会社には賞与・退職金を支払う義務はない

会社には賞与・退職金を支払う義務はない

日本の多くの会社が、ボーナス(賞与)の支払いをしていますね。お盆、年末年始の物入りな時期に支給される賞与は、労働者にとってはとてもありがたいものだと思います。会社によっては、年3回とか、時期をずらしているところもあるようですね。この時期は、ボーナス商戦も激しくなり、それをアテに大型家電などを買い替える人も多いようです。

また、長く勤務してきて、いよいよ、定年退職、という時に、とても心強いのが、退職金です。職を退いた後の老後の生活資金の基礎として、いまから退職金がいくらくらいになるか?を考えながら、資産形成をされている方も多い事でしょう。
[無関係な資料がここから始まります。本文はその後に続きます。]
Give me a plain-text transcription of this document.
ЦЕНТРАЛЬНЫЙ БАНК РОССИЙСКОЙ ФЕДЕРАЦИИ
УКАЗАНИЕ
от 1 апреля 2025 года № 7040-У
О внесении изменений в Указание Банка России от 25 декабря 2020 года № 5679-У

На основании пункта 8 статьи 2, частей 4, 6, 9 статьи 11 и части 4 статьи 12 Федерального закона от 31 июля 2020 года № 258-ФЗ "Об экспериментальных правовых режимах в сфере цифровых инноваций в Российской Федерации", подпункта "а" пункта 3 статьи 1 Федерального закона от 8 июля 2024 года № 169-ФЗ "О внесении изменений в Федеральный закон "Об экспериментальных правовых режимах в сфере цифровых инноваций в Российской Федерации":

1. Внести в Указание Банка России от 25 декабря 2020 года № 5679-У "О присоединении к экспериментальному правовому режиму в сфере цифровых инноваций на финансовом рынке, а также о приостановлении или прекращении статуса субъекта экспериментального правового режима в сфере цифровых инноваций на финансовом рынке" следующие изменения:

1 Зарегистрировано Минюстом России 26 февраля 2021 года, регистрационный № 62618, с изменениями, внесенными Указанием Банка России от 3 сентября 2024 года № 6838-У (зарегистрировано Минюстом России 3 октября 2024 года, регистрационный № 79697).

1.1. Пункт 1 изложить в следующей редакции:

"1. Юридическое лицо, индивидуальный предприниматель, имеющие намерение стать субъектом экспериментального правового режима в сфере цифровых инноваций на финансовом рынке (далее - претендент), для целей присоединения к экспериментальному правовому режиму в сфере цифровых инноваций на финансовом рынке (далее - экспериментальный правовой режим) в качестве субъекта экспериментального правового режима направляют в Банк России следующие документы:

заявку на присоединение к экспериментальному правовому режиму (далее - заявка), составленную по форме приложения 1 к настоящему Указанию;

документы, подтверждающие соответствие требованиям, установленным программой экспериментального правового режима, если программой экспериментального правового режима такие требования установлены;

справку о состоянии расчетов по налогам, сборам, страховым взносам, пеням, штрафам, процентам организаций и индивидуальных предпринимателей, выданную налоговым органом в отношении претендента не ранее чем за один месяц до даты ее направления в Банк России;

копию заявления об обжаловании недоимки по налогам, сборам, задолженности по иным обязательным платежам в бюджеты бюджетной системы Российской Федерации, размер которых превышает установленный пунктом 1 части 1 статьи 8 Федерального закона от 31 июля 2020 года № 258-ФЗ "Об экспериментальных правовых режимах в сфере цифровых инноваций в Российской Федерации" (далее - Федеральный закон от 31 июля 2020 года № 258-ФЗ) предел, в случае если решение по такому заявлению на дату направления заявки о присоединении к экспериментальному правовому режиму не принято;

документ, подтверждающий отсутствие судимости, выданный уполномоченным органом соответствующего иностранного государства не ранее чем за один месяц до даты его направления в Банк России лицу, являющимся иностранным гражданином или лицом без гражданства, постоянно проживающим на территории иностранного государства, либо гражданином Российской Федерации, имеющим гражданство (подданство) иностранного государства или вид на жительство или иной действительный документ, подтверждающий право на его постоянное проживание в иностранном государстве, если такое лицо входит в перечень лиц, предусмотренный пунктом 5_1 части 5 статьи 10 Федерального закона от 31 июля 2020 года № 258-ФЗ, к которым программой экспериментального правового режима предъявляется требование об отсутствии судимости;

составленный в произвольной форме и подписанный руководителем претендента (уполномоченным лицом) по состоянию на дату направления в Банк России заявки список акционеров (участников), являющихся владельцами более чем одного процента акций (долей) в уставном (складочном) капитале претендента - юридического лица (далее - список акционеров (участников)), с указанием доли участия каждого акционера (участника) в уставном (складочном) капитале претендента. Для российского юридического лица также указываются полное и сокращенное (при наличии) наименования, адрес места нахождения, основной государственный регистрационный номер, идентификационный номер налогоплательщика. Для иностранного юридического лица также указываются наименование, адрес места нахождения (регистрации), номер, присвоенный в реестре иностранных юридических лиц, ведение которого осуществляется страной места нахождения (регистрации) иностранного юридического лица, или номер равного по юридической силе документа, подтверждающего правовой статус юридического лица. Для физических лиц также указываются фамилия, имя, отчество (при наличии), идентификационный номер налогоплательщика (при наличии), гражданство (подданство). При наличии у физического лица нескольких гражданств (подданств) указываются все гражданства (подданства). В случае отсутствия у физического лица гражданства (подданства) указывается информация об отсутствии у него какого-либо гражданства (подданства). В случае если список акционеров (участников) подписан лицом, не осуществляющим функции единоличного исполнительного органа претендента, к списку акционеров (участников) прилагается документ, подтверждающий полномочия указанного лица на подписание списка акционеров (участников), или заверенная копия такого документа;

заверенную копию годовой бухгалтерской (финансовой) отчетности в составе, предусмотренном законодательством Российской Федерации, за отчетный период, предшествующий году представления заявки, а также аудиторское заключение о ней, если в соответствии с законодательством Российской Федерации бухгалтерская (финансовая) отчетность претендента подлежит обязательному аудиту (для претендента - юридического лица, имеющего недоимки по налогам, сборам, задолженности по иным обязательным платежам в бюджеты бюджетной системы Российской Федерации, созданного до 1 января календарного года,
しかし、周囲を見回すと、「ウチはボーナスがない!」「退職金なんて出ない!」という声もあります。他の会社ではボーナスも退職金もあるのに、ウチにないのは違法じゃないのか!?と思って、「ボーナスを出してください!」と請求する人も実際にいるみたいですね。
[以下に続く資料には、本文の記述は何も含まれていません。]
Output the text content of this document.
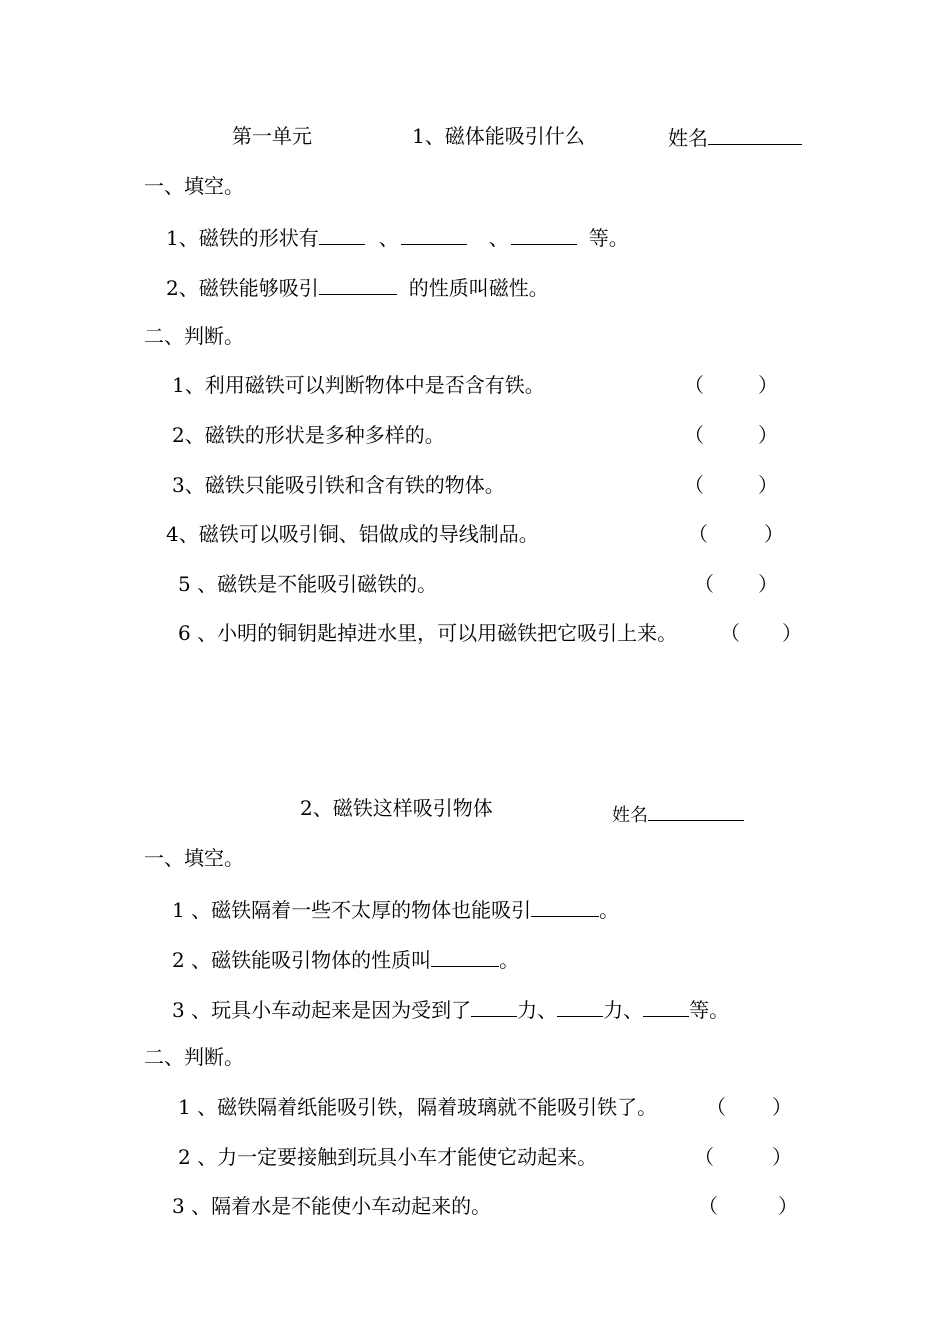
第一单元	1、磁体能吸引什么	姓名
一、填空。
1、磁铁的形状有	、	、	等。
2、磁铁能够吸引	的性质叫磁性。
二、判断。
1、利用磁铁可以判断物体中是否含有铁。	（	）
2、磁铁的形状是多种多样的。	（	）
3、磁铁只能吸引铁和含有铁的物体。	（	）
4、磁铁可以吸引铜、铝做成的导线制品。	（	）
5 、磁铁是不能吸引磁铁的。	（ ）
6 、小明的铜钥匙掉进水里，可以用磁铁把它吸引上来。 （ ）
2、磁铁这样吸引物体	姓名
一、填空。
1 、磁铁隔着一些不太厚的物体也能吸引	。
2 、磁铁能吸引物体的性质叫	。
3 、玩具小车动起来是因为受到了 力、 力、 等。
二、判断。
1 、磁铁隔着纸能吸引铁，隔着玻璃就不能吸引铁了。 （ ）
2 、力一定要接触到玩具小车才能使它动起来。	（	）
3 、隔着水是不能使小车动起来的。	（	）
でも、おそらくそういう請求をしても「うちは、規定がないから。」とアッサリと断られてしまう公算が大きいです。
「よそは出てるのにナゼ!?」と理不尽に思ってしまいますね。しかし、実は、賞与や退職金は法律上の制度ではなく、各事業所または雇主が、個々に自由裁量で決めている制度なんです。法律上の規定で、支払いを義務付けられているものではないので、払わなくても違法ではありませんし、当然、罰則もありません。

ただし、雇用契約書や就業規則で、賞与、退職金の定めがされている時は、話が別。この場合は、雇主が労働者に対して「賞与を払うよ」「退職金を払うよ」と約束して働いてもらってきたわけで、当然に雇主にはこれらのお金を払う義務が出てきます。約束した以上は、雇主が一方的に約束を破ってはいけないよ、というわけです。

労働基準法で決めている「払わなくてはならない手当」は、時間外労働、休日労働、深夜早朝の勤務等に関する「割増賃金」だけです。これらに関しては、違反をすると罰則対象になることもあります。